Textes contre l’iconoclasme
Saint Jean Damascène
(Docteur de l’Église, fête le 5 décembre)
Né après 650, il meurt vers 750, avant le concile de Héréia de 754. Issu d’une famille chrétienne considérable, son père gérait les finances du califat, il devint moine au monastère de Saint-Sabas, près de Jérusalem. Il connaît parfaitement la tradition des Pères et en donne une synthèse impressionnante. Adversaire des hérésies déjà présentes : nestoriens, jacobites, monothélites, il consacra aussi trois « Discours aux calomniateurs des images » Le patriarche Germain et d’autres évêques sont alors exilés par l’empereur Léon III. Comme Germain, Jean Damascène réclame la réunion d’un concile. Mais sans attendre il s’engage dans la réfutation de l’iconoclasme :
« Autrefois, Dieu n’avait jamais été représenté en image, étant incorporel et sans visage. Mais puisque maintenant Dieu a été vu dans la chair et qu’il a vécu parmi les hommes, je représente ce qui est visible en Dieu. Je ne vénère pas la matière, mais le créateur de la matière, qui s’est fait matière pour moi et qui a daigné habiter dans la matière et opérer mon salut par la matière. Je ne cesserai de vénérer la matière par laquelle m’est advenu le salut.
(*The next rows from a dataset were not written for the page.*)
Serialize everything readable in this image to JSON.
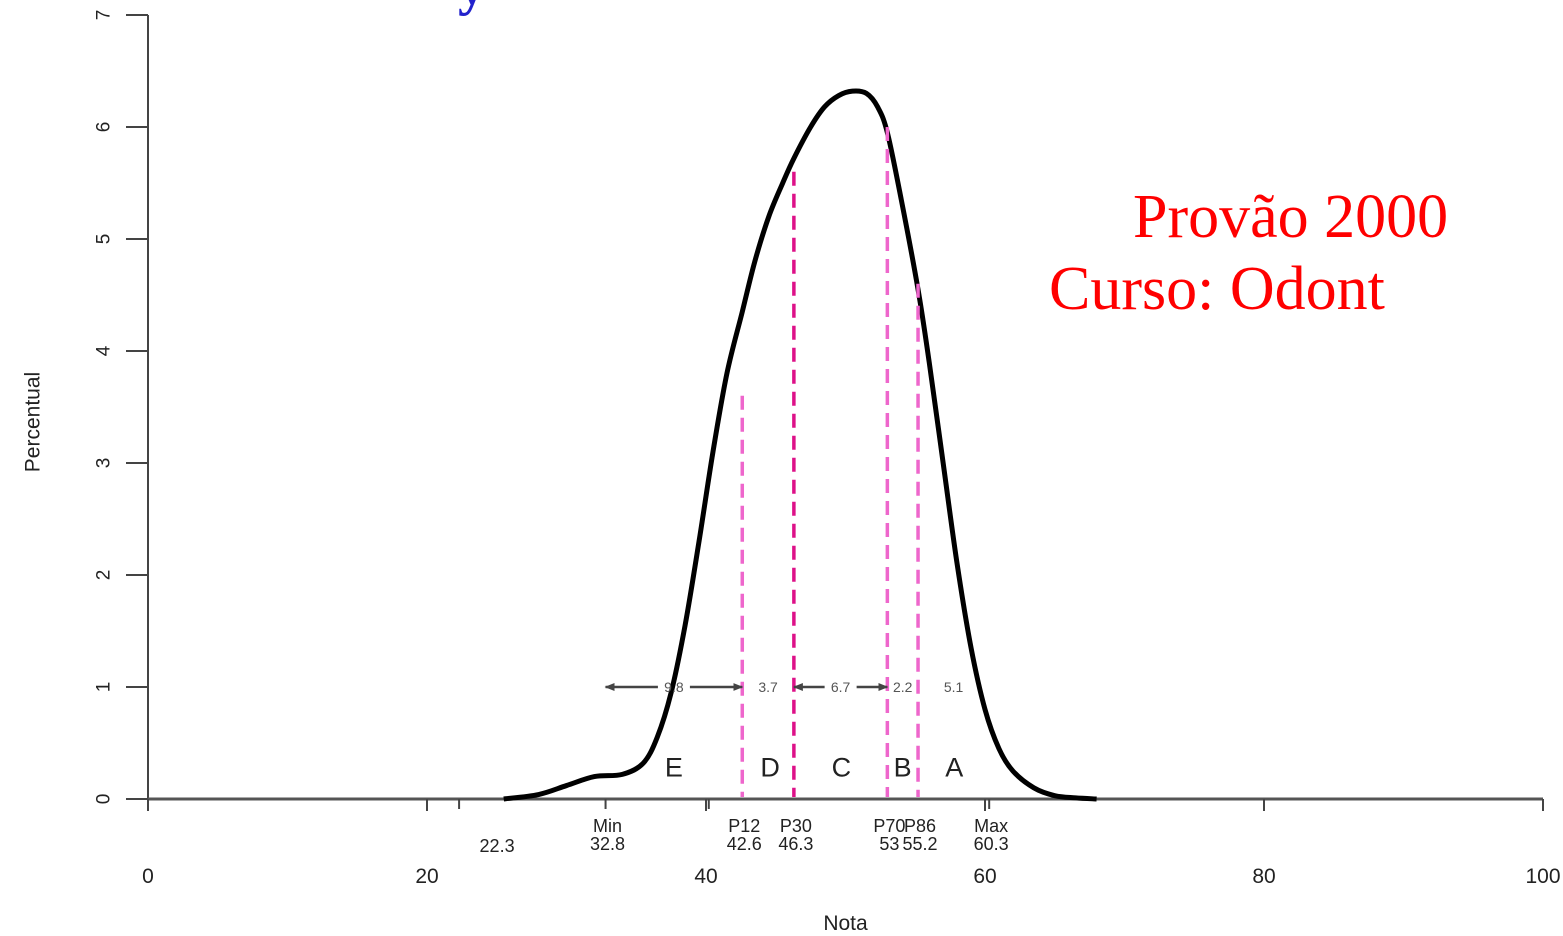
{
  "chart_data": {
    "type": "line",
    "title_fragment": "y",
    "xlabel": "Nota",
    "ylabel": "Percentual",
    "xlim": [
      0,
      100
    ],
    "ylim": [
      0,
      7
    ],
    "x_ticks": [
      0,
      20,
      40,
      60,
      80,
      100
    ],
    "x_tick_labels": [
      "0",
      "20",
      "40",
      "60",
      "80",
      "100"
    ],
    "y_ticks": [
      0,
      1,
      2,
      3,
      4,
      5,
      6,
      7
    ],
    "y_tick_labels": [
      "0",
      "1",
      "2",
      "3",
      "4",
      "5",
      "6",
      "7"
    ],
    "grid": false,
    "series": [
      {
        "x": [
          25.5,
          28,
          30,
          32,
          34,
          35.5,
          36.5,
          37.5,
          38.5,
          39.5,
          40.5,
          41.5,
          42.6,
          43.5,
          44.5,
          45.5,
          46.3,
          47.5,
          48.5,
          49.5,
          50.5,
          51.5,
          52.3,
          53,
          54,
          55.2,
          56,
          57,
          58,
          59,
          60,
          61,
          62,
          63.5,
          65,
          66.5,
          68
        ],
        "y": [
          0.0,
          0.04,
          0.12,
          0.2,
          0.22,
          0.32,
          0.55,
          0.95,
          1.55,
          2.3,
          3.1,
          3.8,
          4.35,
          4.8,
          5.2,
          5.5,
          5.72,
          6.0,
          6.18,
          6.28,
          6.32,
          6.3,
          6.18,
          5.95,
          5.35,
          4.55,
          3.9,
          3.0,
          2.1,
          1.35,
          0.8,
          0.45,
          0.25,
          0.1,
          0.03,
          0.01,
          0.0
        ]
      }
    ],
    "percentile_lines": [
      {
        "label": "P12",
        "value_label": "42.6",
        "x": 42.6,
        "y_top": 3.6,
        "color": "#ee66cc"
      },
      {
        "label": "P30",
        "value_label": "46.3",
        "x": 46.3,
        "y_top": 5.6,
        "color": "#dd1188"
      },
      {
        "label": "P70",
        "value_label": "53",
        "x": 53,
        "y_top": 6.0,
        "color": "#ee66cc"
      },
      {
        "label": "P86",
        "value_label": "55.2",
        "x": 55.2,
        "y_top": 4.6,
        "color": "#ee66cc"
      }
    ],
    "bottom_marks": [
      {
        "label": "Min",
        "value_label": "32.8",
        "x": 32.8
      },
      {
        "label": "",
        "value_label": "22.3",
        "x": 22.3
      },
      {
        "label": "Max",
        "value_label": "60.3",
        "x": 60.3
      }
    ],
    "extra_ticks": [
      22.3,
      32.8,
      40.2,
      60.3
    ],
    "interval_arrows": [
      {
        "label": "9.8",
        "x1": 32.8,
        "x2": 42.6,
        "y": 1,
        "arrows": "both"
      },
      {
        "label": "3.7",
        "x1": 42.6,
        "x2": 46.3,
        "y": 1,
        "arrows": "none"
      },
      {
        "label": "6.7",
        "x1": 46.3,
        "x2": 53,
        "y": 1,
        "arrows": "both"
      },
      {
        "label": "2.2",
        "x1": 53,
        "x2": 55.2,
        "y": 1,
        "arrows": "none"
      },
      {
        "label": "5.1",
        "x1": 55.2,
        "x2": 60.3,
        "y": 1,
        "arrows": "none"
      }
    ],
    "grade_labels": [
      {
        "label": "E",
        "x": 37.7
      },
      {
        "label": "D",
        "x": 44.6
      },
      {
        "label": "C",
        "x": 49.7
      },
      {
        "label": "B",
        "x": 54.1
      },
      {
        "label": "A",
        "x": 57.8
      }
    ],
    "annotations": [
      {
        "text": "Provão 2000"
      },
      {
        "text": "Curso: Odont"
      }
    ]
  }
}
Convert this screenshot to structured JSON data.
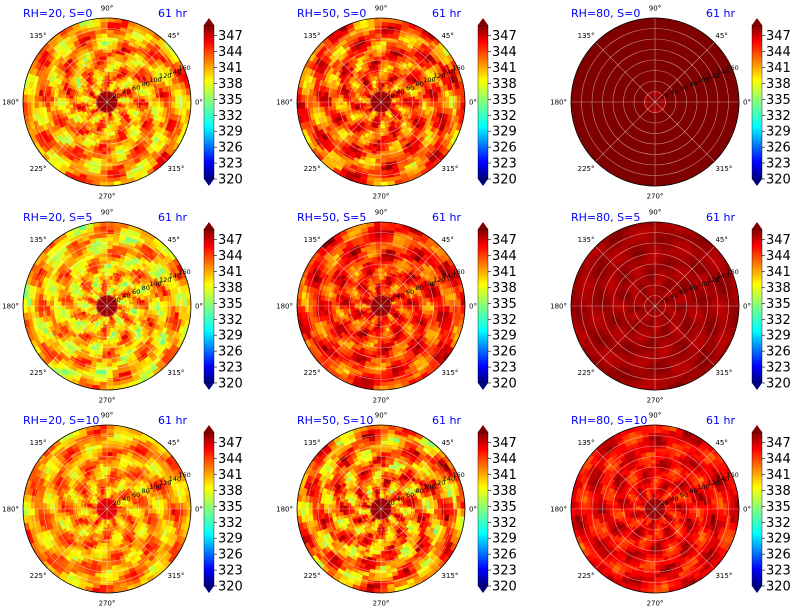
{
  "figure": {
    "time_label": "61 hr"
  },
  "colorbar": {
    "ticks": [
      "347",
      "344",
      "341",
      "338",
      "335",
      "332",
      "329",
      "326",
      "323",
      "320"
    ],
    "colormap": "jet",
    "vmin": 320,
    "vmax": 349
  },
  "chart_data": [
    {
      "type": "heatmap",
      "projection": "polar",
      "title": "RH=20, S=0",
      "time": "61 hr",
      "angle_labels": [
        "90°",
        "45°",
        "0°",
        "315°",
        "270°",
        "225°",
        "180°",
        "135°"
      ],
      "radial_ticks": [
        20,
        40,
        60,
        80,
        100,
        120,
        140,
        160
      ],
      "dominant_range": [
        335,
        347
      ],
      "core": 349,
      "field_seed": 11
    },
    {
      "type": "heatmap",
      "projection": "polar",
      "title": "RH=50, S=0",
      "time": "61 hr",
      "angle_labels": [
        "90°",
        "45°",
        "0°",
        "315°",
        "270°",
        "225°",
        "180°",
        "135°"
      ],
      "radial_ticks": [
        20,
        40,
        60,
        80,
        100,
        120,
        140,
        160
      ],
      "dominant_range": [
        337,
        349
      ],
      "core": 349,
      "field_seed": 23
    },
    {
      "type": "heatmap",
      "projection": "polar",
      "title": "RH=80, S=0",
      "time": "61 hr",
      "angle_labels": [
        "90°",
        "45°",
        "0°",
        "315°",
        "270°",
        "225°",
        "180°",
        "135°"
      ],
      "radial_ticks": [
        20,
        40,
        60,
        80,
        100,
        120,
        140,
        160
      ],
      "dominant_range": [
        349,
        349
      ],
      "core": 349,
      "field_seed": 37
    },
    {
      "type": "heatmap",
      "projection": "polar",
      "title": "RH=20, S=5",
      "time": "61 hr",
      "angle_labels": [
        "90°",
        "45°",
        "0°",
        "315°",
        "270°",
        "225°",
        "180°",
        "135°"
      ],
      "radial_ticks": [
        20,
        40,
        60,
        80,
        100,
        120,
        140,
        160
      ],
      "dominant_range": [
        334,
        346
      ],
      "core": 349,
      "field_seed": 41
    },
    {
      "type": "heatmap",
      "projection": "polar",
      "title": "RH=50, S=5",
      "time": "61 hr",
      "angle_labels": [
        "90°",
        "45°",
        "0°",
        "315°",
        "270°",
        "225°",
        "180°",
        "135°"
      ],
      "radial_ticks": [
        20,
        40,
        60,
        80,
        100,
        120,
        140,
        160
      ],
      "dominant_range": [
        339,
        349
      ],
      "core": 349,
      "field_seed": 53
    },
    {
      "type": "heatmap",
      "projection": "polar",
      "title": "RH=80, S=5",
      "time": "61 hr",
      "angle_labels": [
        "90°",
        "45°",
        "0°",
        "315°",
        "270°",
        "225°",
        "180°",
        "135°"
      ],
      "radial_ticks": [
        20,
        40,
        60,
        80,
        100,
        120,
        140,
        160
      ],
      "dominant_range": [
        347,
        349
      ],
      "core": 349,
      "field_seed": 67
    },
    {
      "type": "heatmap",
      "projection": "polar",
      "title": "RH=20, S=10",
      "time": "61 hr",
      "angle_labels": [
        "90°",
        "45°",
        "0°",
        "315°",
        "270°",
        "225°",
        "180°",
        "135°"
      ],
      "radial_ticks": [
        20,
        40,
        60,
        80,
        100,
        120,
        140,
        160
      ],
      "dominant_range": [
        336,
        346
      ],
      "core": 347,
      "field_seed": 71
    },
    {
      "type": "heatmap",
      "projection": "polar",
      "title": "RH=50, S=10",
      "time": "61 hr",
      "angle_labels": [
        "90°",
        "45°",
        "0°",
        "315°",
        "270°",
        "225°",
        "180°",
        "135°"
      ],
      "radial_ticks": [
        20,
        40,
        60,
        80,
        100,
        120,
        140,
        160
      ],
      "dominant_range": [
        335,
        349
      ],
      "core": 349,
      "field_seed": 83
    },
    {
      "type": "heatmap",
      "projection": "polar",
      "title": "RH=80, S=10",
      "time": "61 hr",
      "angle_labels": [
        "90°",
        "45°",
        "0°",
        "315°",
        "270°",
        "225°",
        "180°",
        "135°"
      ],
      "radial_ticks": [
        20,
        40,
        60,
        80,
        100,
        120,
        140,
        160
      ],
      "dominant_range": [
        342,
        349
      ],
      "core": 349,
      "field_seed": 97
    }
  ]
}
Mais je ne la vénère pas comme Dieu – certes non ! Comment serait Dieu ce qui a reçu l’existence à partir du non-être ? – Même si le corps de Dieu est Dieu, l’étant devenu par l’union hypostatique sans changement, tout en demeurant ce qu’il est par nature, chair animée d’une âme raisonnable, créée et non pas incréée. Mais je vénère et respecte aussi tout le reste de la matière qui m’a procuré le salut, comme étant remplie d’énergie et de grâce saintes. N’est-il pas matière, le bois de la croix trois fois bienheureux ? N’est-elle pas matière la sainte et sacrée montagne du Calvaire ? N’est-elle pas matière la pierre porteuse de vie et salvatrice, saint sépulcre, source de notre résurrection ? L’encre et le livre très saint des Évangiles ne sont-ils pas matière ? L’autel salvateur qui nous dispense le pain de vie n’est-il pas matière ? L’or et l’argent dont sont faits les croix, les tableaux et les vases sacrés ne sont-ils pas matière ? Et avant tout la chair et le sang de mon Seigneur ne sont-ils pas matière ? Ou bien il te faut supprimer le caractère sacré de tout cela, ou bien tu concéderas à la tradition de l’Église la vénération des images de Dieu et de celle des amis de Dieu (les saints) qui sont sanctifiés par le nom qu’elles portent et qui, pour cette raison, sont habitées par la grâce du Saint-Esprit. N’offense pas la matière : elle n’est pas méprisable, car rien de ce que Dieu a fait n’est méprisable » (Contra imaginum calumniatores, I,16, éd. Kotter, p. 89)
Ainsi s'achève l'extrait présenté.